Posted on • Originally published at aivarsk.com on

Oracle Tuxedo queues illustrated

I did investigate tpacall() before and you can find more details there.

But this time I had to prepare internal presentation so I developed a small Tuxedo app for simulation and scripts for visualizing the results.

Just 2 Tuxedo servers, one calling the other, and a client program injecting the events. The application can process 10 events per second, 20 events per second are sent to the application, 100 events in total. If everything goes well application should be able to handle 100 events in 10 seconds.
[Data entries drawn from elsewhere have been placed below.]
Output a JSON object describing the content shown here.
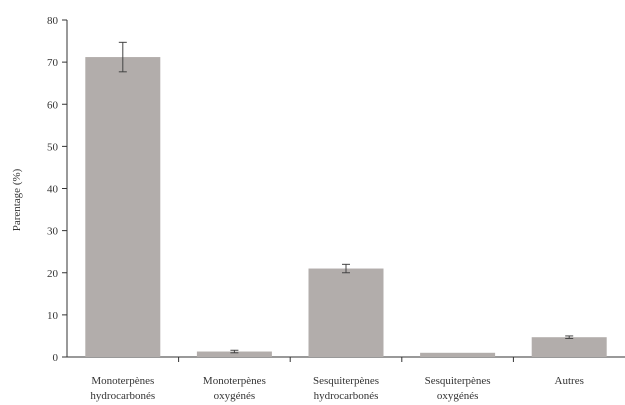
{
  "chart_data": {
    "type": "bar",
    "title": "",
    "xlabel": "",
    "ylabel": "Parentage (%)",
    "ylim": [
      0,
      80
    ],
    "yticks": [
      "0",
      "10",
      "20",
      "30",
      "40",
      "50",
      "60",
      "70",
      "80"
    ],
    "grid": false,
    "legend": "none",
    "categories": [
      [
        "Monoterpènes",
        "hydrocarbonés"
      ],
      [
        "Monoterpènes",
        "oxygénés"
      ],
      [
        "Sesquiterpènes",
        "hydrocarbonés"
      ],
      [
        "Sesquiterpènes",
        "oxygénés"
      ],
      [
        "Autres"
      ]
    ],
    "values": [
      71.2,
      1.3,
      21.0,
      1.0,
      4.7
    ],
    "errors": [
      3.5,
      0.3,
      1.0,
      0,
      0.3
    ],
    "bar_color": "#b2adab",
    "axis_color": "#333333"
  }
}
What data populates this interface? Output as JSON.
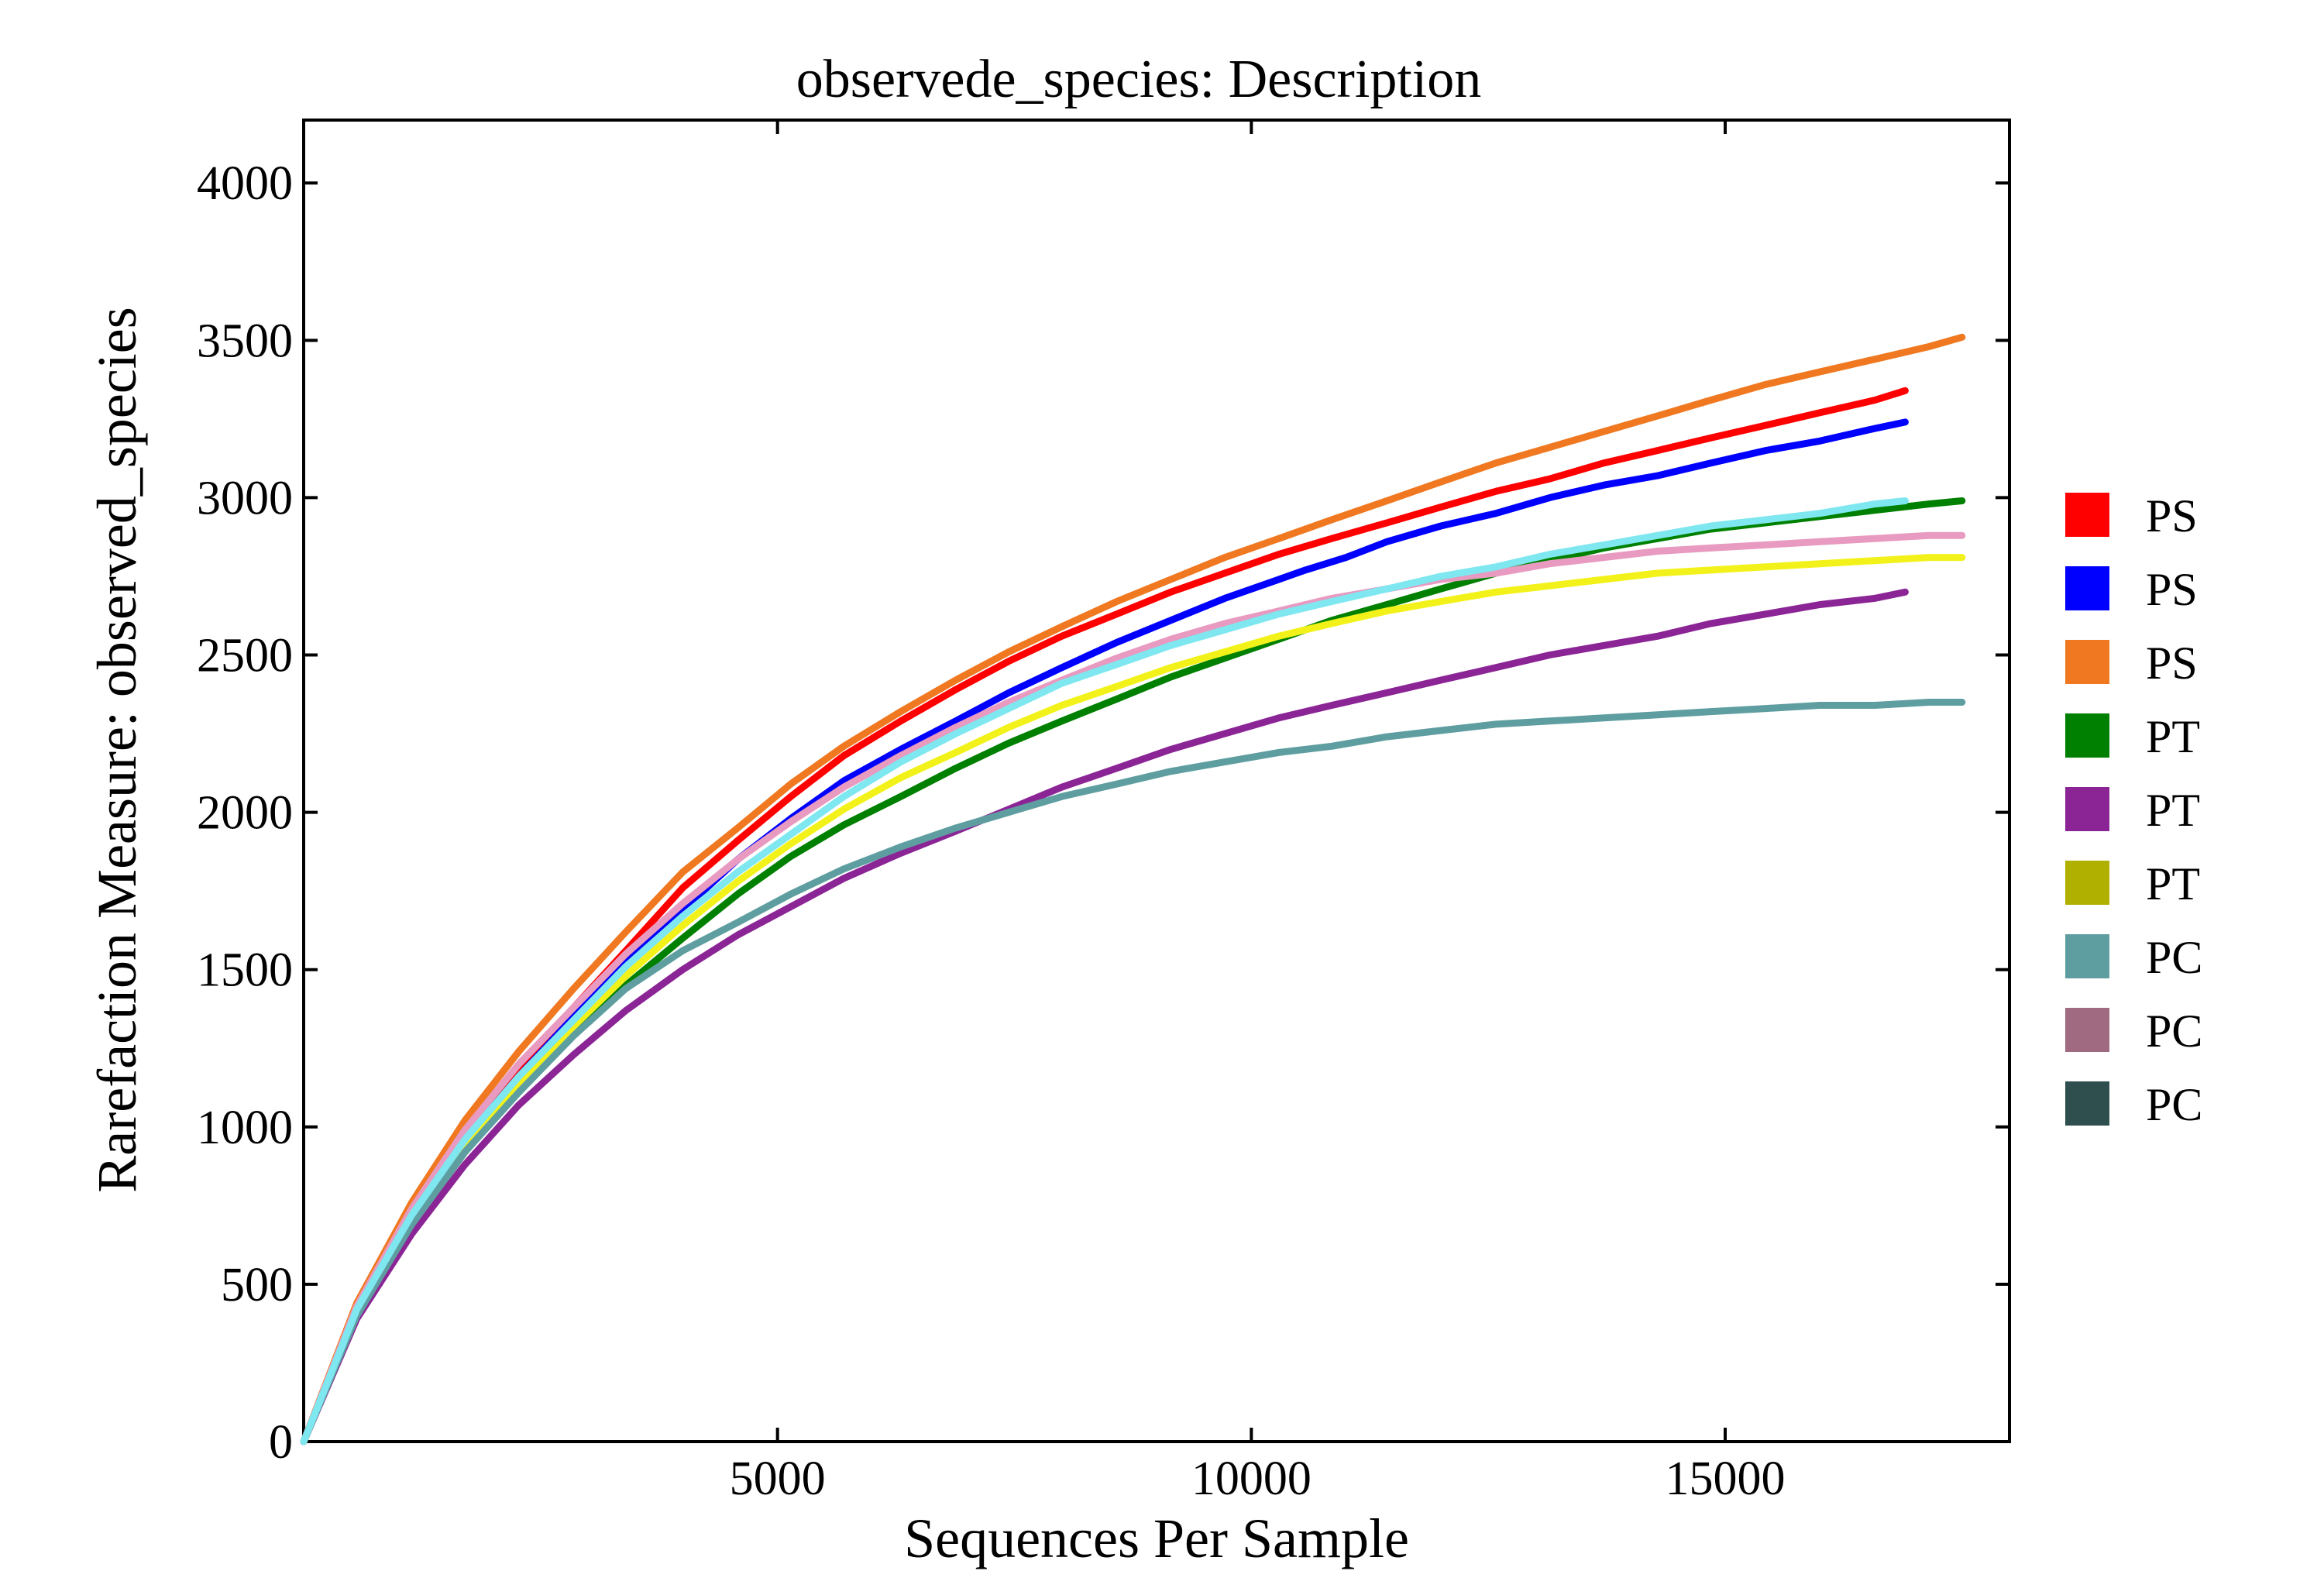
{
  "chart_data": {
    "type": "line",
    "title": "observede_species: Description",
    "xlabel": "Sequences Per Sample",
    "ylabel": "Rarefaction Measure: observed_species",
    "xlim": [
      0,
      18000
    ],
    "ylim": [
      0,
      4200
    ],
    "xticks": [
      5000,
      10000,
      15000
    ],
    "xtick_labels": [
      "5000",
      "10000",
      "15000"
    ],
    "yticks": [
      0,
      500,
      1000,
      1500,
      2000,
      2500,
      3000,
      3500,
      4000
    ],
    "ytick_labels": [
      "0",
      "500",
      "1000",
      "1500",
      "2000",
      "2500",
      "3000",
      "3500",
      "4000"
    ],
    "grid": false,
    "legend_position": "right",
    "series": [
      {
        "name": "PS",
        "color": "#ff0000",
        "x": [
          0,
          560,
          1140,
          1700,
          2270,
          2850,
          3400,
          4000,
          4580,
          5140,
          5700,
          6300,
          6880,
          7440,
          8000,
          8580,
          9150,
          9720,
          10290,
          10850,
          11430,
          12000,
          12580,
          13150,
          13720,
          14290,
          14850,
          15430,
          16000,
          16580,
          16900
        ],
        "y": [
          0,
          420,
          730,
          980,
          1190,
          1380,
          1560,
          1760,
          1910,
          2050,
          2180,
          2290,
          2390,
          2480,
          2560,
          2630,
          2700,
          2760,
          2820,
          2870,
          2920,
          2970,
          3020,
          3060,
          3110,
          3150,
          3190,
          3230,
          3270,
          3310,
          3340
        ]
      },
      {
        "name": "PS",
        "color": "#0000ff",
        "x": [
          0,
          560,
          1140,
          1700,
          2270,
          2850,
          3400,
          4000,
          4580,
          5140,
          5700,
          6300,
          6880,
          7440,
          8000,
          8580,
          9150,
          9720,
          10290,
          10570,
          11000,
          11430,
          12000,
          12580,
          13150,
          13720,
          14290,
          14850,
          15430,
          16000,
          16580,
          16900
        ],
        "y": [
          0,
          420,
          720,
          960,
          1160,
          1350,
          1520,
          1690,
          1850,
          1980,
          2100,
          2200,
          2290,
          2380,
          2460,
          2540,
          2610,
          2680,
          2740,
          2770,
          2810,
          2860,
          2910,
          2950,
          3000,
          3040,
          3070,
          3110,
          3150,
          3180,
          3220,
          3240
        ]
      },
      {
        "name": "PS",
        "color": "#f07820",
        "x": [
          0,
          560,
          1140,
          1700,
          2270,
          2850,
          3400,
          4000,
          4580,
          5140,
          5700,
          6300,
          6880,
          7440,
          8000,
          8580,
          9150,
          9720,
          10290,
          10850,
          11430,
          12000,
          12580,
          13150,
          13720,
          14290,
          14850,
          15430,
          16000,
          16580,
          17150,
          17500
        ],
        "y": [
          0,
          440,
          760,
          1020,
          1240,
          1440,
          1620,
          1810,
          1950,
          2090,
          2210,
          2320,
          2420,
          2510,
          2590,
          2670,
          2740,
          2810,
          2870,
          2930,
          2990,
          3050,
          3110,
          3160,
          3210,
          3260,
          3310,
          3360,
          3400,
          3440,
          3480,
          3510
        ]
      },
      {
        "name": "PT",
        "color": "#008000",
        "x": [
          0,
          560,
          1140,
          1700,
          2270,
          2850,
          3400,
          4000,
          4580,
          5140,
          5700,
          6300,
          6880,
          7440,
          8000,
          8580,
          9150,
          9720,
          10290,
          10850,
          11430,
          12000,
          12580,
          13150,
          13720,
          14290,
          14850,
          15430,
          16000,
          16580,
          17150,
          17500
        ],
        "y": [
          0,
          400,
          690,
          920,
          1120,
          1300,
          1450,
          1600,
          1740,
          1860,
          1960,
          2050,
          2140,
          2220,
          2290,
          2360,
          2430,
          2490,
          2550,
          2610,
          2660,
          2710,
          2760,
          2800,
          2840,
          2870,
          2900,
          2920,
          2940,
          2960,
          2980,
          2990
        ]
      },
      {
        "name": "PT",
        "color": "#8b2596",
        "x": [
          0,
          560,
          1140,
          1700,
          2270,
          2850,
          3400,
          4000,
          4580,
          5140,
          5700,
          6300,
          6880,
          7440,
          8000,
          8580,
          9150,
          9720,
          10290,
          10850,
          11430,
          12000,
          12580,
          13150,
          13720,
          14290,
          14850,
          15430,
          16000,
          16580,
          16900
        ],
        "y": [
          0,
          390,
          660,
          880,
          1070,
          1230,
          1370,
          1500,
          1610,
          1700,
          1790,
          1870,
          1940,
          2010,
          2080,
          2140,
          2200,
          2250,
          2300,
          2340,
          2380,
          2420,
          2460,
          2500,
          2530,
          2560,
          2600,
          2630,
          2660,
          2680,
          2700
        ]
      },
      {
        "name": "PT",
        "color": "#f2f21a",
        "x": [
          0,
          560,
          1140,
          1700,
          2270,
          2850,
          3400,
          4000,
          4580,
          5140,
          5700,
          6300,
          6880,
          7440,
          8000,
          8580,
          9150,
          9720,
          10290,
          10850,
          11430,
          12000,
          12580,
          13150,
          13720,
          14290,
          14850,
          15430,
          16000,
          16580,
          17150,
          17500
        ],
        "y": [
          0,
          410,
          710,
          940,
          1140,
          1320,
          1480,
          1640,
          1780,
          1900,
          2010,
          2110,
          2190,
          2270,
          2340,
          2400,
          2460,
          2510,
          2560,
          2600,
          2640,
          2670,
          2700,
          2720,
          2740,
          2760,
          2770,
          2780,
          2790,
          2800,
          2810,
          2810
        ]
      },
      {
        "name": "PC",
        "color": "#5f9ea0",
        "x": [
          0,
          560,
          1140,
          1700,
          2270,
          2850,
          3400,
          4000,
          4580,
          5140,
          5700,
          6300,
          6880,
          7440,
          8000,
          8580,
          9150,
          9720,
          10290,
          10850,
          11430,
          12000,
          12580,
          13150,
          13720,
          14290,
          14850,
          15430,
          16000,
          16580,
          17150,
          17500
        ],
        "y": [
          0,
          400,
          690,
          920,
          1110,
          1290,
          1440,
          1560,
          1650,
          1740,
          1820,
          1890,
          1950,
          2000,
          2050,
          2090,
          2130,
          2160,
          2190,
          2210,
          2240,
          2260,
          2280,
          2290,
          2300,
          2310,
          2320,
          2330,
          2340,
          2340,
          2350,
          2350
        ]
      },
      {
        "name": "PC",
        "color": "#e89ac0",
        "x": [
          0,
          560,
          1140,
          1700,
          2270,
          2850,
          3400,
          4000,
          4580,
          5140,
          5700,
          6300,
          6880,
          7440,
          8000,
          8580,
          9150,
          9720,
          10290,
          10850,
          11430,
          12000,
          12580,
          13150,
          13720,
          14290,
          14850,
          15430,
          16000,
          16580,
          17150,
          17500
        ],
        "y": [
          0,
          430,
          740,
          990,
          1200,
          1380,
          1550,
          1710,
          1850,
          1970,
          2080,
          2180,
          2270,
          2350,
          2420,
          2490,
          2550,
          2600,
          2640,
          2680,
          2710,
          2740,
          2760,
          2790,
          2810,
          2830,
          2840,
          2850,
          2860,
          2870,
          2880,
          2880
        ]
      },
      {
        "name": "PC",
        "color": "#7ee7f0",
        "x": [
          0,
          560,
          1140,
          1700,
          2270,
          2850,
          3400,
          4000,
          4580,
          5140,
          5700,
          6300,
          6880,
          7440,
          8000,
          8580,
          9150,
          9720,
          10290,
          10850,
          11430,
          12000,
          12580,
          13150,
          13720,
          14290,
          14850,
          15430,
          16000,
          16580,
          16900
        ],
        "y": [
          0,
          420,
          720,
          960,
          1160,
          1340,
          1510,
          1670,
          1810,
          1930,
          2050,
          2160,
          2250,
          2330,
          2410,
          2470,
          2530,
          2580,
          2630,
          2670,
          2710,
          2750,
          2780,
          2820,
          2850,
          2880,
          2910,
          2930,
          2950,
          2980,
          2990
        ]
      }
    ],
    "legend": [
      {
        "label": "PS",
        "color": "#ff0000"
      },
      {
        "label": "PS",
        "color": "#0000ff"
      },
      {
        "label": "PS",
        "color": "#f07820"
      },
      {
        "label": "PT",
        "color": "#008000"
      },
      {
        "label": "PT",
        "color": "#8b2596"
      },
      {
        "label": "PT",
        "color": "#b0b000"
      },
      {
        "label": "PC",
        "color": "#5f9ea0"
      },
      {
        "label": "PC",
        "color": "#a06a80"
      },
      {
        "label": "PC",
        "color": "#2f4f4f"
      }
    ]
  }
}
So here we can see how Tuxedo application behaves when queues are big enough and application can buffer excess messages:

Unlimited queues

However, it goes south when queues are too small to buffer excess messages:

Limited queues

Processing time increases significantly. As I wrote before, it is due to how timeout is implemented using system calls that have no concept of timeout. The algorithm is:

  • Try to put the message in the queue in non-blocking mode of msgsnd()
  • If it fails, try to put message header (file-transfer) in the queue in non-blocking mode of msgsnd()
  • If it fails, sleep for 1 second (!)
  • Try to put message header (file-transfer) in the queue in non-blocking mode of msgsnd()
  • If it fails, sleep for 1 second (!)
  • Try to put message header (file-transfer) in the queue in non-blocking mode of msgsnd()
  • If it fails, sleep for 1 second (!)
  • Continue until either msgsnd() succeeds or blocking timeout occurs.

We can verify it by having small queues but disabling the blocking timeout by using tpacall(..., TPNOTIME):

Limited queues

If you want your application to run smoothly, increase your queues, and consider using TPNOTIME where possible.